Plasmon waveguide resonance for tag-free selective Raman detection of biochemical composition in single-cell

Abstract

Highly selective and non-radioactive Raman detection of the biochemical composition of living single-cell is a key method of evaluating complex biological reaction processes. Conventional selective Raman detection relies on tagging technology to separate the Raman signals from the different cell structures, which involves both a complex synthesis process and a long incubation time. To address this, we present a tag-free Raman selective detection with plasmon waveguide resonance (PWR). PWR biochemical composition detection exhibits a high longitudinal spatial resolution based on the surface and bulk response of low- and high-order modes.
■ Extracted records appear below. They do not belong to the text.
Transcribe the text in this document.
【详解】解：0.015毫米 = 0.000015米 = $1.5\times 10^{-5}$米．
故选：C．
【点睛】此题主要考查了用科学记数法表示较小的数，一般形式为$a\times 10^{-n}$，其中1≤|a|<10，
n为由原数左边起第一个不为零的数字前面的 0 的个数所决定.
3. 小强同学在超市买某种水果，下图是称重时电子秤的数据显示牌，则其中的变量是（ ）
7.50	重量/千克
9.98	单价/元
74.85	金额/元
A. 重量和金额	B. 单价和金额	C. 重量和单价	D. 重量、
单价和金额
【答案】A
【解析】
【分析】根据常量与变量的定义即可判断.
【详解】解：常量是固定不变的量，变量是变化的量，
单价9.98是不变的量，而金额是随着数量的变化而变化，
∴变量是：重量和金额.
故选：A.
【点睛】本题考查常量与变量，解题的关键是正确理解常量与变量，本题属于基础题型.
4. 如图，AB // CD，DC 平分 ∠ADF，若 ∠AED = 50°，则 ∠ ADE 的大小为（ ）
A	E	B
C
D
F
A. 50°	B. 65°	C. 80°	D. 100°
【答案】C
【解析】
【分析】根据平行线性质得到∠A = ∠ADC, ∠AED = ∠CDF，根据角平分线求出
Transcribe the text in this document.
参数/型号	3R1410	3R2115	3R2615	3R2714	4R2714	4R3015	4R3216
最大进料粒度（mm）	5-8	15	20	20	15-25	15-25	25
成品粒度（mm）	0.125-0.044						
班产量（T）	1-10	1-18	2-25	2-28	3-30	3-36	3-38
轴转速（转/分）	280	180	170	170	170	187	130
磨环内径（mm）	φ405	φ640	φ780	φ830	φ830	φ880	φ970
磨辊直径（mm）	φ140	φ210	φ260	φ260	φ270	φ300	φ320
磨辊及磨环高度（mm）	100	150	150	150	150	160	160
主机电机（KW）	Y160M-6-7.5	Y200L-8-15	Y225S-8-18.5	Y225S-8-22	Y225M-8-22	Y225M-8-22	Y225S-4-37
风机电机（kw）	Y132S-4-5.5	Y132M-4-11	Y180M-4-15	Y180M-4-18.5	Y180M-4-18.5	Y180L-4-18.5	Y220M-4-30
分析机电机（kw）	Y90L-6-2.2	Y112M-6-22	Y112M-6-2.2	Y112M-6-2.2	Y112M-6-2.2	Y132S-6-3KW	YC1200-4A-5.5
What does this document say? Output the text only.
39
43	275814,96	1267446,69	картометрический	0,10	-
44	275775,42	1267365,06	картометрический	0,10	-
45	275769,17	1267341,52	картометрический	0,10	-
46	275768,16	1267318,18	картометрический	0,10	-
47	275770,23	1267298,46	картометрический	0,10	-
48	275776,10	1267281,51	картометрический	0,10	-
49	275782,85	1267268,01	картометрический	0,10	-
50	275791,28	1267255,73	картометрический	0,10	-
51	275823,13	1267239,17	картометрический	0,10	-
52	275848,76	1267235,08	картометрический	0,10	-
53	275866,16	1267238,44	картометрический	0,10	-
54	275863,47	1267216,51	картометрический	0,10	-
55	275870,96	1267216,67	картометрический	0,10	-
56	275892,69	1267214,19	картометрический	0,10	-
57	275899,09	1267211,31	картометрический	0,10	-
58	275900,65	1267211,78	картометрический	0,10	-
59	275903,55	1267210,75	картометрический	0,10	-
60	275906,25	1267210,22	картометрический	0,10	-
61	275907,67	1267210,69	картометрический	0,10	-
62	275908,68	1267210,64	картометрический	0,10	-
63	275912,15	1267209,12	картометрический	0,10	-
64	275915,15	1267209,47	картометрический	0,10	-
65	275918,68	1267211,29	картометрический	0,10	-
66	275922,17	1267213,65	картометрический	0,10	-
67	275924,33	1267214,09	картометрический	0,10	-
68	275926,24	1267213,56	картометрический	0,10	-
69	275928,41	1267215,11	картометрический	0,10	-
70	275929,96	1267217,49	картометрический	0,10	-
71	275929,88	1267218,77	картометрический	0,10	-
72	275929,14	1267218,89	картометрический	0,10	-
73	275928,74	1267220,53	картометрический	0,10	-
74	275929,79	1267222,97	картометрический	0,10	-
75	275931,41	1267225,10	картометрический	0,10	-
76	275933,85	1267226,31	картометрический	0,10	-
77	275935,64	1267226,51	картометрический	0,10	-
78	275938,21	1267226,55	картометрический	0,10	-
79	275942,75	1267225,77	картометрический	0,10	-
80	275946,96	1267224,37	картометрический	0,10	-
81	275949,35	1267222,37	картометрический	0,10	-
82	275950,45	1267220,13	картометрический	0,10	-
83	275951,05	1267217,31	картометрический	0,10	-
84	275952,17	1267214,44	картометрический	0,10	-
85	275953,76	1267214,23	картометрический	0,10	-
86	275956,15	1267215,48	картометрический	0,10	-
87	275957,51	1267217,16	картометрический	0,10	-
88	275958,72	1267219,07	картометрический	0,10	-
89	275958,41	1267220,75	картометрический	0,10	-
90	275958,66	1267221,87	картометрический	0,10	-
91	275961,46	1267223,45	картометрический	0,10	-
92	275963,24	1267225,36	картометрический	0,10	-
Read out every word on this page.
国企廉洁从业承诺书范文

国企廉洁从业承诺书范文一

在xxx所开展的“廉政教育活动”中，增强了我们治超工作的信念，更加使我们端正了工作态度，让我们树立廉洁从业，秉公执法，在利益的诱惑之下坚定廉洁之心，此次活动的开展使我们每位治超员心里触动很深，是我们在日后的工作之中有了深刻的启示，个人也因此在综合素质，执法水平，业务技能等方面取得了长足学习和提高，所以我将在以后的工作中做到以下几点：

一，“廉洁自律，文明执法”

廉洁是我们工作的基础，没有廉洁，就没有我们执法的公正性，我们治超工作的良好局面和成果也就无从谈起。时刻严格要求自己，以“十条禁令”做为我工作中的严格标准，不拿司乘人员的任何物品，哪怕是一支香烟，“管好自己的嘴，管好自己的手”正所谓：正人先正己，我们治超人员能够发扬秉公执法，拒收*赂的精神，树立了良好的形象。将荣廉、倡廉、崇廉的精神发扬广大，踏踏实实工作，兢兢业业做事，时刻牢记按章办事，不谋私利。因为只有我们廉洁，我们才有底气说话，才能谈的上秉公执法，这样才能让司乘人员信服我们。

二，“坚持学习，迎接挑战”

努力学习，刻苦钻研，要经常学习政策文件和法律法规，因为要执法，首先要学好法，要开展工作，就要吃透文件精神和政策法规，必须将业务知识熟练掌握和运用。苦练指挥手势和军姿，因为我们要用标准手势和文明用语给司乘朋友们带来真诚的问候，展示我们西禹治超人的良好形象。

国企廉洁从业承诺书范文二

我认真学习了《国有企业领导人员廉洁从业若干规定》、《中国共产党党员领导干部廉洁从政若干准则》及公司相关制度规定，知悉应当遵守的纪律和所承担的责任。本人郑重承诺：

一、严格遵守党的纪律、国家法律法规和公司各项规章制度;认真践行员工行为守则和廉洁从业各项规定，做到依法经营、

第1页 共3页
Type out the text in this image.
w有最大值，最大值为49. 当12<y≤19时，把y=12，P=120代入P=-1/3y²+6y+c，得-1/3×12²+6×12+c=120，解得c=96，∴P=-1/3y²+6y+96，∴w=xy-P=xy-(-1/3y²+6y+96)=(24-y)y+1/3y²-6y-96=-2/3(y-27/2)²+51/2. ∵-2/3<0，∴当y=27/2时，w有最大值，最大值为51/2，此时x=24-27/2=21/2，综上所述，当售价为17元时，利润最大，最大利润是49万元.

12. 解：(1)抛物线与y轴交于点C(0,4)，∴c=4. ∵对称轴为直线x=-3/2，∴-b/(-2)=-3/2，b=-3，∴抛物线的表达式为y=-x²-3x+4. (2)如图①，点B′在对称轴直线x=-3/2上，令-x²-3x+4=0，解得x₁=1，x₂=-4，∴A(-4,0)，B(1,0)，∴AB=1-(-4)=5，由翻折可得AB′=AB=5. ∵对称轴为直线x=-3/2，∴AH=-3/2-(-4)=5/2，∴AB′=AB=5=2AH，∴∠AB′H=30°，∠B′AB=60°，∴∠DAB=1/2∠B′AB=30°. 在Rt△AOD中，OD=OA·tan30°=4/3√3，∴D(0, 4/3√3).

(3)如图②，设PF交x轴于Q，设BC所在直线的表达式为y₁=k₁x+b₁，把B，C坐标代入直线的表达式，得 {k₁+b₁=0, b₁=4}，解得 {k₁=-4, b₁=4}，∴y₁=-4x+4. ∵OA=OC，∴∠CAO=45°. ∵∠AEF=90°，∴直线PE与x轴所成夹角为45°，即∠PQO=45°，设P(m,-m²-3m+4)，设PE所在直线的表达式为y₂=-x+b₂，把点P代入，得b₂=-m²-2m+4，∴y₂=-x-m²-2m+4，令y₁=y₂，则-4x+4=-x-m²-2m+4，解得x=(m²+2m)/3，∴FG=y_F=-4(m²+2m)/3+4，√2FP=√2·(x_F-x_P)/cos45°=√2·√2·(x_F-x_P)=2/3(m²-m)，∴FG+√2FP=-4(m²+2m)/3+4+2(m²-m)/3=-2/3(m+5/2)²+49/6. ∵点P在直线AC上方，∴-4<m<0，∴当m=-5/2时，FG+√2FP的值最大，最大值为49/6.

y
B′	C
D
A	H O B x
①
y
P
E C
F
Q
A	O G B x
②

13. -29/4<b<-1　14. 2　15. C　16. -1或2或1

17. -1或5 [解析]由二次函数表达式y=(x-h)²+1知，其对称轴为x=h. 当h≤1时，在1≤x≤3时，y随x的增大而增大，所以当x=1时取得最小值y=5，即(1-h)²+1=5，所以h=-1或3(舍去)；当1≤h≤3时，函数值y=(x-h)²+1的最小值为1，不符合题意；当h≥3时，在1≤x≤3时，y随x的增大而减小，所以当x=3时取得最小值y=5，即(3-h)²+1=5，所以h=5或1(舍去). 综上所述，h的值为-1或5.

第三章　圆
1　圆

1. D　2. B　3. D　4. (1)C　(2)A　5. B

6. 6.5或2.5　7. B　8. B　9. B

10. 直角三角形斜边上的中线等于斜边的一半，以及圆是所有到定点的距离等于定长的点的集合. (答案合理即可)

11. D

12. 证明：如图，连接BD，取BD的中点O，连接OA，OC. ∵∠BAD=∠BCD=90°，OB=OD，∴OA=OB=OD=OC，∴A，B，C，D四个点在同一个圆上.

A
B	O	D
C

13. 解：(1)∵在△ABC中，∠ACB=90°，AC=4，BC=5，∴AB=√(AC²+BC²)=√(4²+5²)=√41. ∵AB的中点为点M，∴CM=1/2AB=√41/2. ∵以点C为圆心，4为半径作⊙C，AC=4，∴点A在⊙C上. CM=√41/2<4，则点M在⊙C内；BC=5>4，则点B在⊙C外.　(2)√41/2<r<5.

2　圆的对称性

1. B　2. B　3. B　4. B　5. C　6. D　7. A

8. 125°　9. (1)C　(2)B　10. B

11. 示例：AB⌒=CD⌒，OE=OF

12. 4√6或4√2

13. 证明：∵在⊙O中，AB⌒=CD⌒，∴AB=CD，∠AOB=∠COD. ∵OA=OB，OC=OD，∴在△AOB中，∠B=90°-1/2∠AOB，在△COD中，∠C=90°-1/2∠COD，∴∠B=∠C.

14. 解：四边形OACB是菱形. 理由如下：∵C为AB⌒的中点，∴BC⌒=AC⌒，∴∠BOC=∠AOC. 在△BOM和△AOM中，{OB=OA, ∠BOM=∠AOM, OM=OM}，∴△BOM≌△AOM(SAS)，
Hence, compared with conventional selective Raman detection with tagging technology, it can distinguish Raman signals from cell structures more effectively, without an antibody and label, providing effective tag-free selective detection with high spatial resolution. In addition, rapid selective detection can be achieved using the PWR Raman scattering biochemical composition detection, thereby improving the stability of a living single cell without a long incubation time. Moreover, the electromagnetic field of the evanescent field can be significantly amplified by the proposed PWR biochemical composition detection, which also enhances the Raman signal with high sensitivity without requiring a complicated fabrication process. The proposed PWR has potential applications in drug release and living-cell analysis.